Saturday, February 9, 2019

Weekend Thoughts

The market has had a slight pullback which shouldn't really be a surprise after such a blistering rally in January. People are citing weak growth, trade tensions as the culprits but you could use any excuse you want such as Donald Trump took 2 dumps instead of 1 on Wednesday...it doesn't matter, because at some point the market was going to back off otherwise we would be on pace for a gain of 100% for the year. So, as I wrote before, a good clue to what the next major move will be is to examine expectations/sentiment. AAII bull bear ratio hit 1.7 : 1 just prior to when the market peaked on Wednesday.  I would call that reading mildly bearish for the market for the ST, however, AAII sentiment can be very fickle and it wouldn't surprise me to see AAII bulls run for cover next week if the market pulls back more or chops.

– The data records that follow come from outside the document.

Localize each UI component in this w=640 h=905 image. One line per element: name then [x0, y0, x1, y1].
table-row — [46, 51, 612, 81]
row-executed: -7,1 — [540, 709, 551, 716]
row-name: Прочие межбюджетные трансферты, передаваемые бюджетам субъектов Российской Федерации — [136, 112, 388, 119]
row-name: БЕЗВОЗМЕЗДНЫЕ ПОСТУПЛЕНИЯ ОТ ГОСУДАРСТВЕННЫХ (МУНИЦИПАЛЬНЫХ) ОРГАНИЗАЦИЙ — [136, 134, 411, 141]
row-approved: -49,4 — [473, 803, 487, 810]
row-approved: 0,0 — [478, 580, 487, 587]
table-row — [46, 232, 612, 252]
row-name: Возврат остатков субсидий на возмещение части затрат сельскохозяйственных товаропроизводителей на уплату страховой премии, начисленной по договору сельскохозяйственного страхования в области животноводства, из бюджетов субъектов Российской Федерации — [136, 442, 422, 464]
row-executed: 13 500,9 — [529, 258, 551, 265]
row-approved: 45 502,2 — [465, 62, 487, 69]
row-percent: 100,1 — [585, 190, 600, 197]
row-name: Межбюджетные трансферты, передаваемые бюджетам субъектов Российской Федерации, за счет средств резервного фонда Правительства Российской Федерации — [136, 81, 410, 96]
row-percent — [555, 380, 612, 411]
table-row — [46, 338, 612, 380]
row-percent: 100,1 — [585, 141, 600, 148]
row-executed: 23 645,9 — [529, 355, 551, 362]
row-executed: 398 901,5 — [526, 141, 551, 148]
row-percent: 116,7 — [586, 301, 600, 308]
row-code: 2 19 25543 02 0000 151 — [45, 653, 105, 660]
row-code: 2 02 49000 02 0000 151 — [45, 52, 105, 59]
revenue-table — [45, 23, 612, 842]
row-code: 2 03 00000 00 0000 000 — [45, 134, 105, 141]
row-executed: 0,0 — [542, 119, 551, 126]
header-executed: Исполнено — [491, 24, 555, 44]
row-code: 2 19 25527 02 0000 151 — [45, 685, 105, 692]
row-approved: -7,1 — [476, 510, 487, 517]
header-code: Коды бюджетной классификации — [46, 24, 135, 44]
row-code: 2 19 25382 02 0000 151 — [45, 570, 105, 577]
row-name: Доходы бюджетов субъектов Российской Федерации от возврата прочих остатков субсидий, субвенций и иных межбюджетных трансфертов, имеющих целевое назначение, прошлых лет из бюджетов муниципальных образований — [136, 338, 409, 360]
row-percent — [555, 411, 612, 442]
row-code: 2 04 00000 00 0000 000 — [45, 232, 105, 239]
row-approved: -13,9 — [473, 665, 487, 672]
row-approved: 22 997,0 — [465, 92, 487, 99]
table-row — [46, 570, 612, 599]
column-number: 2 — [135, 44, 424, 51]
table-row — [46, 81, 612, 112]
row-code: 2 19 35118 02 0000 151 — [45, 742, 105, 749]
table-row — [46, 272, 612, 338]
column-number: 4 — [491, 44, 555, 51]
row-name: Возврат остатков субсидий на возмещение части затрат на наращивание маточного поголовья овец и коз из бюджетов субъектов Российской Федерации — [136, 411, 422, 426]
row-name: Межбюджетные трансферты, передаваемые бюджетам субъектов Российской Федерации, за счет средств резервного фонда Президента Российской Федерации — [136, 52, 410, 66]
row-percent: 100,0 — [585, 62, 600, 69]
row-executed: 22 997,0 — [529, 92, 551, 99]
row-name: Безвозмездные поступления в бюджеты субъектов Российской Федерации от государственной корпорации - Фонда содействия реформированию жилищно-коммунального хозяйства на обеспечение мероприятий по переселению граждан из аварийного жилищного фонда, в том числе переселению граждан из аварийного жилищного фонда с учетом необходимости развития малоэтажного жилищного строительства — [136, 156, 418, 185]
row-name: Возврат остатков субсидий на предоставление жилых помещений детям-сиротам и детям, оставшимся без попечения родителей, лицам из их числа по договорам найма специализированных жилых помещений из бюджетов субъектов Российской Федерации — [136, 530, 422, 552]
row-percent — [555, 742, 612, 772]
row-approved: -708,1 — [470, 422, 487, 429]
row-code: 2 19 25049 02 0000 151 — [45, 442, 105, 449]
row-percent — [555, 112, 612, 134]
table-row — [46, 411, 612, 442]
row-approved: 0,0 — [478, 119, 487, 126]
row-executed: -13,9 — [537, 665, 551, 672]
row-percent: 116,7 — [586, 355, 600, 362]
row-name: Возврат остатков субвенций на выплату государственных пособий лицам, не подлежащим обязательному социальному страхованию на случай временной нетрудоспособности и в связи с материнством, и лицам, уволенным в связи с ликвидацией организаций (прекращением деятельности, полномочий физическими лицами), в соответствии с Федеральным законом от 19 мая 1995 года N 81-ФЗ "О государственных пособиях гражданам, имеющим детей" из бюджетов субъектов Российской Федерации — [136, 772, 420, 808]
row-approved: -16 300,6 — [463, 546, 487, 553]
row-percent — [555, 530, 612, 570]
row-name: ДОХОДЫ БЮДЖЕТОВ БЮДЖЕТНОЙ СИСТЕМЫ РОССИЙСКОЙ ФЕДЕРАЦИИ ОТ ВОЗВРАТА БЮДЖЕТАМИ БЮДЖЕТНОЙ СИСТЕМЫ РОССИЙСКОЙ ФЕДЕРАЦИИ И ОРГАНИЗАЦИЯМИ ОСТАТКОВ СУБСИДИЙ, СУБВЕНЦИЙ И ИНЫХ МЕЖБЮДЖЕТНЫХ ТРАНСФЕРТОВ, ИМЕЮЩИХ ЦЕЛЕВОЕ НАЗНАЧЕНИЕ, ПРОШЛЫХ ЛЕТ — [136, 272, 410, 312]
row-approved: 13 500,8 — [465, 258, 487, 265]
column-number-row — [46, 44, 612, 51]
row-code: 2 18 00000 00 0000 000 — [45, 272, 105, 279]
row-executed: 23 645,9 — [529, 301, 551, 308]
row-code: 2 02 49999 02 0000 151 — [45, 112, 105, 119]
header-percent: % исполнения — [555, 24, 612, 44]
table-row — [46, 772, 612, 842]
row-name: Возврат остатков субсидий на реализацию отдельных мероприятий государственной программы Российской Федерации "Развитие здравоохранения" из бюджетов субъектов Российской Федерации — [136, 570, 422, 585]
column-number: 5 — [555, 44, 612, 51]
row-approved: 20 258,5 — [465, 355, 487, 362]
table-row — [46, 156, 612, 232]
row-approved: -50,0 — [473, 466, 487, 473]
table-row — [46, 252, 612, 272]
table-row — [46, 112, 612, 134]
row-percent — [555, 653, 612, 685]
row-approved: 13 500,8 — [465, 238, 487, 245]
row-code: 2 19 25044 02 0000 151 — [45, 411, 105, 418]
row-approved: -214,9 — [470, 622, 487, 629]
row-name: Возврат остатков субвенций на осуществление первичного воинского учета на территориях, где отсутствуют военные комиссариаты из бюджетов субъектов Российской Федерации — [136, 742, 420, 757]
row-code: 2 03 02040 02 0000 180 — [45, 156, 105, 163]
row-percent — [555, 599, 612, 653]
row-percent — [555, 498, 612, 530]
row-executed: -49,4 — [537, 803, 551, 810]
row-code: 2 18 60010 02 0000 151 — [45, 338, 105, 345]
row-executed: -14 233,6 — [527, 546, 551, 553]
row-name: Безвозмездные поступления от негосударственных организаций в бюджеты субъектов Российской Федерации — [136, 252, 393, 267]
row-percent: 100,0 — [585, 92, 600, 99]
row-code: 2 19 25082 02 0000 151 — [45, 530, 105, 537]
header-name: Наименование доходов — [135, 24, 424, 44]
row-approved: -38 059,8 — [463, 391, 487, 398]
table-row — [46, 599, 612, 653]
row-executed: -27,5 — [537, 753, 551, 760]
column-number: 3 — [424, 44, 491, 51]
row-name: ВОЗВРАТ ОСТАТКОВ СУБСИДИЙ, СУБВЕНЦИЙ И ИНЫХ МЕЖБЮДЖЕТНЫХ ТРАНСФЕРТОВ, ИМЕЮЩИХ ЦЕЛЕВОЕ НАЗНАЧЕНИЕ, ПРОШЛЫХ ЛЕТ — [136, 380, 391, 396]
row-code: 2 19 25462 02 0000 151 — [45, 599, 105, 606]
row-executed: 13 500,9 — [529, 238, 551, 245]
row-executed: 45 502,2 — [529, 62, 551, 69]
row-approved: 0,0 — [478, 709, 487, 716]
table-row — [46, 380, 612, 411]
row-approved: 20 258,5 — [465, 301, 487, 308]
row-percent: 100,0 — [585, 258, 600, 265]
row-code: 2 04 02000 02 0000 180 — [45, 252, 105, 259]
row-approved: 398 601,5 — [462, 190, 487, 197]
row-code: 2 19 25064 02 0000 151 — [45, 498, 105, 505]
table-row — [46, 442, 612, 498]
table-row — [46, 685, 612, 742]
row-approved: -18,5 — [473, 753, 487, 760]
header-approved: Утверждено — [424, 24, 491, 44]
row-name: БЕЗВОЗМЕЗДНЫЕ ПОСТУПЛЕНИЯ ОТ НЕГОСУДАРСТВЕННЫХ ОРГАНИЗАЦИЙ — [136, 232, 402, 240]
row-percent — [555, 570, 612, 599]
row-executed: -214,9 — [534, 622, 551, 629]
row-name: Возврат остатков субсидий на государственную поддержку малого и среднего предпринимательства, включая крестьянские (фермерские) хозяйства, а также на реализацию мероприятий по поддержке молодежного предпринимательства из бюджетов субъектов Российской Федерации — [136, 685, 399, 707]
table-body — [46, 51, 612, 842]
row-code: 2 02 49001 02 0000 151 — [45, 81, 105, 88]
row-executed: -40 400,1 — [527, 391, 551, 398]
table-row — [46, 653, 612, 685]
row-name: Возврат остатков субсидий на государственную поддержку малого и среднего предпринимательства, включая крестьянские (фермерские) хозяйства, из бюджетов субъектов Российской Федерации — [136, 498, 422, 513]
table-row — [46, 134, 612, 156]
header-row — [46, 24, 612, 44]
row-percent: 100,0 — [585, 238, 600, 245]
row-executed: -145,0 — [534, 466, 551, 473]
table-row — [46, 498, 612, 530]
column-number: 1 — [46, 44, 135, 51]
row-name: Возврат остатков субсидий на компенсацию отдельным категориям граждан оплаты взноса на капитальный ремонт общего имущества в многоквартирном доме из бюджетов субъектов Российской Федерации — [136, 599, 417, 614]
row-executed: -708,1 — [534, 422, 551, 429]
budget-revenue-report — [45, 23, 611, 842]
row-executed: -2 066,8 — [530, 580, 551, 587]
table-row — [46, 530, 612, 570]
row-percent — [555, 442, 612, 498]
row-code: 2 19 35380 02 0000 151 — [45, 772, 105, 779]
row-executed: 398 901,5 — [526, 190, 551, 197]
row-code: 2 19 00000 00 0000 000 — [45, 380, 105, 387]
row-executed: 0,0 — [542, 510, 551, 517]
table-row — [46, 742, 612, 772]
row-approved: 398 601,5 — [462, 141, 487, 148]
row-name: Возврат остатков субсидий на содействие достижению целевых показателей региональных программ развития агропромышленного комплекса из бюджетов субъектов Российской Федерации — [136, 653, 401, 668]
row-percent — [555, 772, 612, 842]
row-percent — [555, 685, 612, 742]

Here's a chart that really stood out to me


Despite January being one of the strongest months on record for the market, individual investors as a whole have not bought into it. That to me suggests this rally from the December low is likely the real deal or at the very least has staying power for a while longer, since this type of disbelief by mom and pop investor has always served as a great contrarian indicator. If this was a bear market rally it would more likely be the case for mom and pop investor to quickly jump back in fearing they will miss the boat. Maybe that happens later on but until it does, evidence suggests to expect a bullish resolution to whatever type of pullback or consolidation that takes place.

The bond markets continue to send a strong signal that interest rates aren't going up any time soon and that monetary policy may in fact be too tight given that US 1-5 year bonds are all pretty much right at the fed funds rate with the 10 year closing in too. You could make the case that the bond market is expecting the next move of the Fed is to cut rates. At the very least it's saying the Fed ain't hiking rates anytime soon. For a rate cut to take place it would be a complete 180 turn from just a couple months ago and I would suspect this to only happen if there was a serious concern about growth or some systematic stress. The message of the bond markets is for me, the most significant argument for the bear case in the medium to long term. 

I believe the next little while could make for good  hit and run opportunities to play the downside i.e.  establishing bearish positions into strength and holding positions for no longer than a day or 2.  Better be careful and keep an eye on the put/call ratio though...you don't want to make such bets if too many others are doing the same.